Following a public hearing at the Aug. 13 school board meeting, the board of directors adopted resolution 841, the budget for the 2019-20 school year. The budget reflects several actions to address a $14.5 million shortfall following the transition to the state’s new funding model for K-12 education.
- Uses $10.3 million in one-time funding–$6.5 million of one-time state levy equalization money and $3.8 million of one-time money from the district’s fund balance. This approach allows VPS to preserve all of the school-based, direct service positions originally identified as possible reductions to consider, but only for the 2019-20 school year.
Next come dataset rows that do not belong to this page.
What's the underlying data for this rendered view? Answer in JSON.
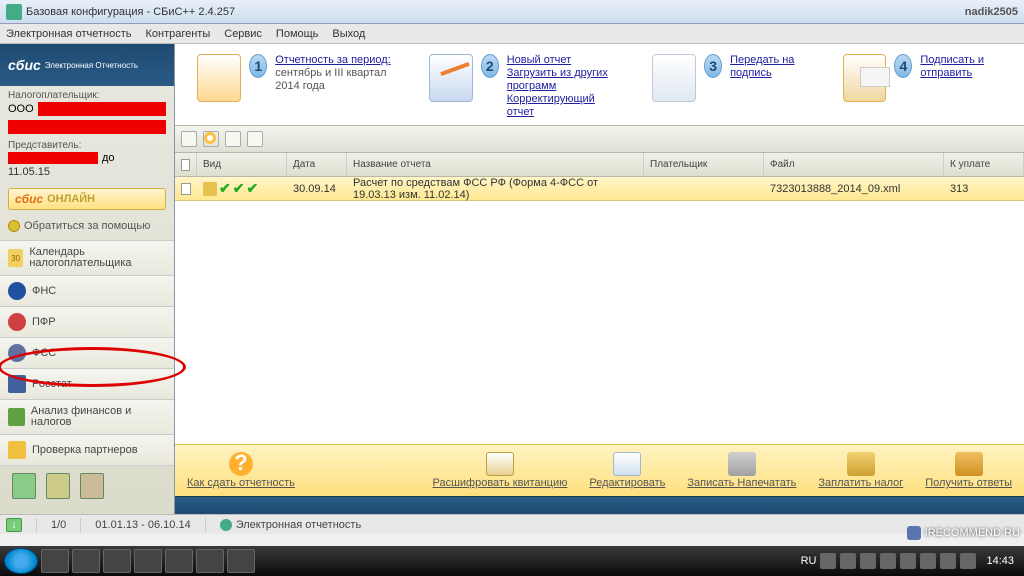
{
  "window": {
    "title": "Базовая конфигурация - СБиС++ 2.4.257",
    "user": "nadik2505"
  },
  "menu": [
    "Электронная отчетность",
    "Контрагенты",
    "Сервис",
    "Помощь",
    "Выход"
  ],
  "logo": {
    "main": "сбис",
    "sub": "Электронная\nОтчетность"
  },
  "taxpayer": {
    "label": "Налогоплательщик:",
    "prefix": "ООО"
  },
  "representative": {
    "label": "Представитель:",
    "suffix": "до",
    "date": "11.05.15"
  },
  "sbis_online": {
    "a": "сбис",
    "b": "ОНЛАЙН"
  },
  "help": "Обратиться за помощью",
  "nav": {
    "calendar": "Календарь налогоплательщика",
    "fns": "ФНС",
    "pfr": "ПФР",
    "fss": "ФСС",
    "rosstat": "Росстат",
    "analysis": "Анализ финансов и налогов",
    "check": "Проверка партнеров"
  },
  "steps": {
    "s1": {
      "num": "1",
      "title": "Отчетность за период:",
      "sub": "сентябрь и III квартал 2014 года"
    },
    "s2": {
      "num": "2",
      "l1": "Новый отчет",
      "l2": "Загрузить из других программ",
      "l3": "Корректирующий отчет"
    },
    "s3": {
      "num": "3",
      "l1": "Передать на подпись"
    },
    "s4": {
      "num": "4",
      "l1": "Подписать и отправить"
    }
  },
  "grid": {
    "headers": {
      "vid": "Вид",
      "date": "Дата",
      "name": "Название отчета",
      "payer": "Плательщик",
      "file": "Файл",
      "amt": "К уплате"
    },
    "row": {
      "date": "30.09.14",
      "name": "Расчет по средствам ФСС РФ (Форма 4-ФСС от 19.03.13 изм. 11.02.14)",
      "file": "7323013888_2014_09.xml",
      "amt": "313"
    }
  },
  "bottom": {
    "how": "Как сдать отчетность",
    "decode": "Расшифровать квитанцию",
    "edit": "Редактировать",
    "print": "Записать Напечатать",
    "pay": "Заплатить налог",
    "reply": "Получить ответы"
  },
  "status": {
    "pages": "1/0",
    "period": "01.01.13 - 06.10.14",
    "mode": "Электронная отчетность"
  },
  "tray": {
    "lang": "RU",
    "time": "14:43"
  },
  "watermark": "IRECOMMEND.RU"
}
- Removes 10 centrally budgeted teachers on special assignment for a $1.2 million cost savings
- Reduces central office/support services budgets by 5 percent for a $1.2 million savings
- Reduces central administration positions by 15 percent for an $800,000 savings
- Reduces professional development travel by 50 percent for a $400,000 savings
- Eliminates one grounds maintenance position for a $75,000 savings
In June, the board of directors discussed a possible supplemental levy measure, recommended by the district’s Management Task Force, as a sustainable revenue source. That option, which would require voter approval, will be explored further in the coming months. Without a sustainable revenue source, the district will face a $10.3 million budget shortfall in the next budget year.
The approved 2019-20 budget
- General fund, $340.2 million
- Capital projects fund, $153.1 million (restricted to bond construction)
- Debt services fund, $31.6 million
- Associated Student Body fund, $2.6 million
- Transportation vehicle fund, $1.3 million
- General fund, $344.5 million
- Capital projects fund, $271.1 million (restricted to bond construction)
- Debt services fund, $39.1 million
- Associated Student Body fund, $2.5 million
- Transportation vehicle fund, $3.8 million
The budget reflects:
- Capital construction dollars, thanks to the February 2017 voter-approved bond measure, are being used to replace several schools, build new schools and improve all other schools.
- VPS received $6.5 million in one-time funding thanks to the district’s legislative advocacy and the support of Senator Annette Cleveland.
- Nearly half of revenues and expenditures are restricted to designated funds
- Special education: The state underfunds special education in VPS by $6.3 million
“This year, we were able to manage a $14.5 million shortfall through cuts in central office support to schools and with the use of one-time funding,” said Superintendent Steve Webb. “Without additional sustainable revenue, the district will be forced to cut programs and positions to balance our budget next year. I urge you to contact our legislators and ask them to provide full funding for special education and other essential services so we can continue to provide the education and programs our families and students expect and deserve.”